Sub-Saharan Africa suffers from high rates of infectious disease, including TB and HIV [18], and high rates of malnutrition [19]. As demonstrated in Table 4, our search results suggest that the dissemination of online health or food security information to this region by international agencies should not be limited to the colonial language(s) of the target nations. For example, in English-speaking Ghana, 20% of searches for avian flu were in French (“grippe aviaire”), 17% in German (“vogelgrippe”), and 5% in Dutch (“vogelgriep”) relative to English (Table 4). In Mozambique, a former Portuguese colony, we found 1.4 times more searches for “avian flu” in English relative to Portuguese, and a high rate in French. In the Democratic Republic of Congo (DRC), a former French colony with more than 300000 TB infections in 2004 [15], 24% of the searches for tuberculosis were in English relative to French. Because Internet use is only 1.9% is Ghana, 0.7% in Mozambique, and 0.2% in DRC [8], it is plausible that these high rates of non-colonial language searches using Google may reflect searches by health professionals trained in other nations, including workers from international agencies who would be expected to have better Internet access than the general population.

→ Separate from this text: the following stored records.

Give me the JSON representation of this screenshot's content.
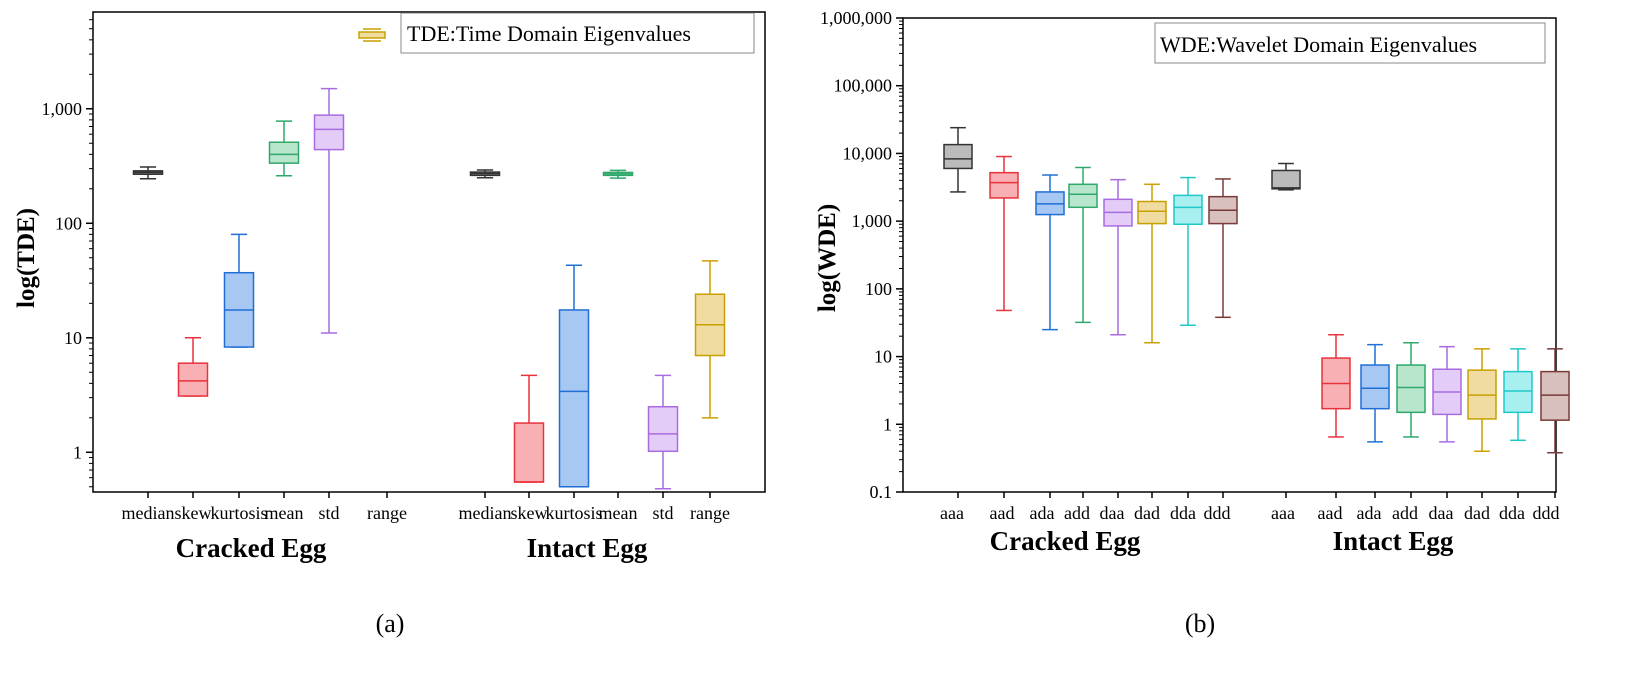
{
  "chart_data": [
    {
      "id": "a",
      "type": "box",
      "caption": "(a)",
      "ylabel": "log(TDE)",
      "yscale": "log",
      "ylim": [
        0.45,
        7000
      ],
      "yticks": [
        1,
        10,
        100,
        1000
      ],
      "ytick_labels": [
        "1",
        "10",
        "100",
        "1,000"
      ],
      "legend": {
        "symbol_color": "#C8A000",
        "text": "TDE:Time Domain Eigenvalues",
        "position": "top-right"
      },
      "groups": [
        {
          "label": "Cracked Egg",
          "category_labels": [
            "median",
            "skew",
            "kurtosis",
            "mean",
            "std",
            "range"
          ]
        },
        {
          "label": "Intact Egg",
          "category_labels": [
            "median",
            "skew",
            "kurtosis",
            "mean",
            "std",
            "range"
          ]
        }
      ],
      "boxes": [
        {
          "group": 0,
          "slot": 0,
          "color": "#333333",
          "fill": "#888888",
          "min": 245,
          "q1": 268,
          "median": 278,
          "q3": 287,
          "max": 310
        },
        {
          "group": 0,
          "slot": 1,
          "color": "#E8323C",
          "fill": "#F8B0B4",
          "min": 3.1,
          "q1": 3.1,
          "median": 4.2,
          "q3": 6.0,
          "max": 10.0
        },
        {
          "group": 0,
          "slot": 2,
          "color": "#1F6FD6",
          "fill": "#A8C8F4",
          "min": 8.3,
          "q1": 8.3,
          "median": 17.5,
          "q3": 37,
          "max": 80
        },
        {
          "group": 0,
          "slot": 3,
          "color": "#2FA86A",
          "fill": "#B8E6CC",
          "min": 260,
          "q1": 335,
          "median": 400,
          "q3": 510,
          "max": 780
        },
        {
          "group": 0,
          "slot": 4,
          "color": "#A86CE0",
          "fill": "#E4CCF8",
          "min": 11,
          "q1": 440,
          "median": 660,
          "q3": 880,
          "max": 1500
        },
        {
          "group": 1,
          "slot": 0,
          "color": "#333333",
          "fill": "#888888",
          "min": 250,
          "q1": 262,
          "median": 272,
          "q3": 280,
          "max": 292
        },
        {
          "group": 1,
          "slot": 1,
          "color": "#E8323C",
          "fill": "#F8B0B4",
          "min": 0.55,
          "q1": 0.55,
          "median": 0.55,
          "q3": 1.8,
          "max": 4.7
        },
        {
          "group": 1,
          "slot": 2,
          "color": "#1F6FD6",
          "fill": "#A8C8F4",
          "min": 0.5,
          "q1": 0.5,
          "median": 3.4,
          "q3": 17.5,
          "max": 43
        },
        {
          "group": 1,
          "slot": 3,
          "color": "#2FA86A",
          "fill": "#B8E6CC",
          "min": 248,
          "q1": 262,
          "median": 270,
          "q3": 278,
          "max": 290
        },
        {
          "group": 1,
          "slot": 4,
          "color": "#A86CE0",
          "fill": "#E4CCF8",
          "min": 0.48,
          "q1": 1.02,
          "median": 1.45,
          "q3": 2.5,
          "max": 4.7
        },
        {
          "group": 1,
          "slot": 5,
          "color": "#C8A000",
          "fill": "#F0DCA0",
          "min": 2.0,
          "q1": 7.0,
          "median": 13,
          "q3": 24,
          "max": 47
        }
      ]
    },
    {
      "id": "b",
      "type": "box",
      "caption": "(b)",
      "ylabel": "log(WDE)",
      "yscale": "log",
      "ylim": [
        0.1,
        1000000
      ],
      "yticks": [
        0.1,
        1,
        10,
        100,
        1000,
        10000,
        100000,
        1000000
      ],
      "ytick_labels": [
        "0.1",
        "1",
        "10",
        "100",
        "1,000",
        "10,000",
        "100,000",
        "1,000,000"
      ],
      "legend": {
        "text": "WDE:Wavelet Domain Eigenvalues",
        "position": "top-right"
      },
      "groups": [
        {
          "label": "Cracked Egg",
          "category_labels": [
            "aaa",
            "aad",
            "ada",
            "add",
            "daa",
            "dad",
            "dda",
            "ddd"
          ]
        },
        {
          "label": "Intact Egg",
          "category_labels": [
            "aaa",
            "aad",
            "ada",
            "add",
            "daa",
            "dad",
            "dda",
            "ddd"
          ]
        }
      ],
      "boxes": [
        {
          "group": 0,
          "slot": 0,
          "color": "#333333",
          "fill": "#BBBBBB",
          "min": 2700,
          "q1": 6000,
          "median": 8300,
          "q3": 13500,
          "max": 24000
        },
        {
          "group": 0,
          "slot": 1,
          "color": "#E8323C",
          "fill": "#F8B0B4",
          "min": 48,
          "q1": 2200,
          "median": 3700,
          "q3": 5200,
          "max": 9000
        },
        {
          "group": 0,
          "slot": 2,
          "color": "#1F6FD6",
          "fill": "#A8C8F4",
          "min": 25,
          "q1": 1250,
          "median": 1800,
          "q3": 2700,
          "max": 4800
        },
        {
          "group": 0,
          "slot": 3,
          "color": "#2FA86A",
          "fill": "#B8E6CC",
          "min": 32,
          "q1": 1600,
          "median": 2500,
          "q3": 3500,
          "max": 6200
        },
        {
          "group": 0,
          "slot": 4,
          "color": "#A86CE0",
          "fill": "#E4CCF8",
          "min": 21,
          "q1": 850,
          "median": 1350,
          "q3": 2100,
          "max": 4100
        },
        {
          "group": 0,
          "slot": 5,
          "color": "#C8A000",
          "fill": "#F0DCA0",
          "min": 16,
          "q1": 920,
          "median": 1400,
          "q3": 1950,
          "max": 3500
        },
        {
          "group": 0,
          "slot": 6,
          "color": "#1FC8C8",
          "fill": "#A8F0F0",
          "min": 29,
          "q1": 900,
          "median": 1600,
          "q3": 2400,
          "max": 4400
        },
        {
          "group": 0,
          "slot": 7,
          "color": "#7A3A3A",
          "fill": "#D8C0BC",
          "min": 38,
          "q1": 920,
          "median": 1450,
          "q3": 2300,
          "max": 4200
        },
        {
          "group": 1,
          "slot": 0,
          "color": "#333333",
          "fill": "#BBBBBB",
          "min": 2900,
          "q1": 3000,
          "median": 3100,
          "q3": 5600,
          "max": 7100
        },
        {
          "group": 1,
          "slot": 1,
          "color": "#E8323C",
          "fill": "#F8B0B4",
          "min": 0.65,
          "q1": 1.7,
          "median": 4.0,
          "q3": 9.5,
          "max": 21
        },
        {
          "group": 1,
          "slot": 2,
          "color": "#1F6FD6",
          "fill": "#A8C8F4",
          "min": 0.55,
          "q1": 1.7,
          "median": 3.4,
          "q3": 7.5,
          "max": 15
        },
        {
          "group": 1,
          "slot": 3,
          "color": "#2FA86A",
          "fill": "#B8E6CC",
          "min": 0.65,
          "q1": 1.5,
          "median": 3.5,
          "q3": 7.5,
          "max": 16
        },
        {
          "group": 1,
          "slot": 4,
          "color": "#A86CE0",
          "fill": "#E4CCF8",
          "min": 0.55,
          "q1": 1.4,
          "median": 3.0,
          "q3": 6.5,
          "max": 14
        },
        {
          "group": 1,
          "slot": 5,
          "color": "#C8A000",
          "fill": "#F0DCA0",
          "min": 0.4,
          "q1": 1.2,
          "median": 2.7,
          "q3": 6.3,
          "max": 13
        },
        {
          "group": 1,
          "slot": 6,
          "color": "#1FC8C8",
          "fill": "#A8F0F0",
          "min": 0.58,
          "q1": 1.5,
          "median": 3.1,
          "q3": 6.0,
          "max": 13
        },
        {
          "group": 1,
          "slot": 7,
          "color": "#7A3A3A",
          "fill": "#D8C0BC",
          "min": 0.38,
          "q1": 1.15,
          "median": 2.7,
          "q3": 6.0,
          "max": 13
        }
      ]
    }
  ]
}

The Effect of Region-Specific Cultural and Indigenous Terminology

Finally, we measured the effects of cultural bias within the same linguistic group, using a term important for human nutrition and food security, “maize.” Maize is eaten directly, but it is also a major source of animal feed worldwide. Maize is known as “corn” in the United States and the United Kingdom, but as “maize” in many other English-speaking nations. We found that the US searches for “corn” were at a 28-fold higher rate than for “maize,” while other English-speaking nations such as Nigeria and Zimbabwe queried “maize” at a 1.5- to 4-fold higher rate than “corn,” respectively (Table 5); in the latter nations, “corn” may also refer to any large cereal grain (eg, wheat). This search behavior has consequences, as we found only three domain names that overlapped between searches for “maize” versus “corn” out of the first 50 unique Google search results.

Therefore, when African nations attempt to retrieve information about growing maize in English, they may unknowingly be excluding authoritative information from the United States and other Western English-speaking nations, such as practical information from the US National Corn Growers’ Association, whose website does not appear in the first 100 Google hits for “maize,” but ranks sixth when “corn” is searched. Similarly, when international organizations such as the FAO wish to transmit knowledge, for example, using Spanish or Portuguese in Latin America, indigenous terminology usage may make some of this information inaccessible. Maize originated from Southern Mexico and fed indigenous Latin American civilizations [27]. In Mexico and Guatemala, we found that an indigenous synonym for maize, “elote,” was searched at a similar rate to the Spanish term, “maíz” (Table 5). In Peru, however, we found that a different indigenous term, “choclo,” was searched at a 2-fold higher rate than “maíz.” We conclude that cultural and indigenous linguistic divisions may be preventing large numbers of food security and nutrition websites from reaching those people aiding 800 malnourished people or 1.2 billion agricultural workers that live in developing countries [19]. Cultural and indigenous bias may be particularly prevalent for terms related to crops, diseases, or pathogens that have pre-colonial origins.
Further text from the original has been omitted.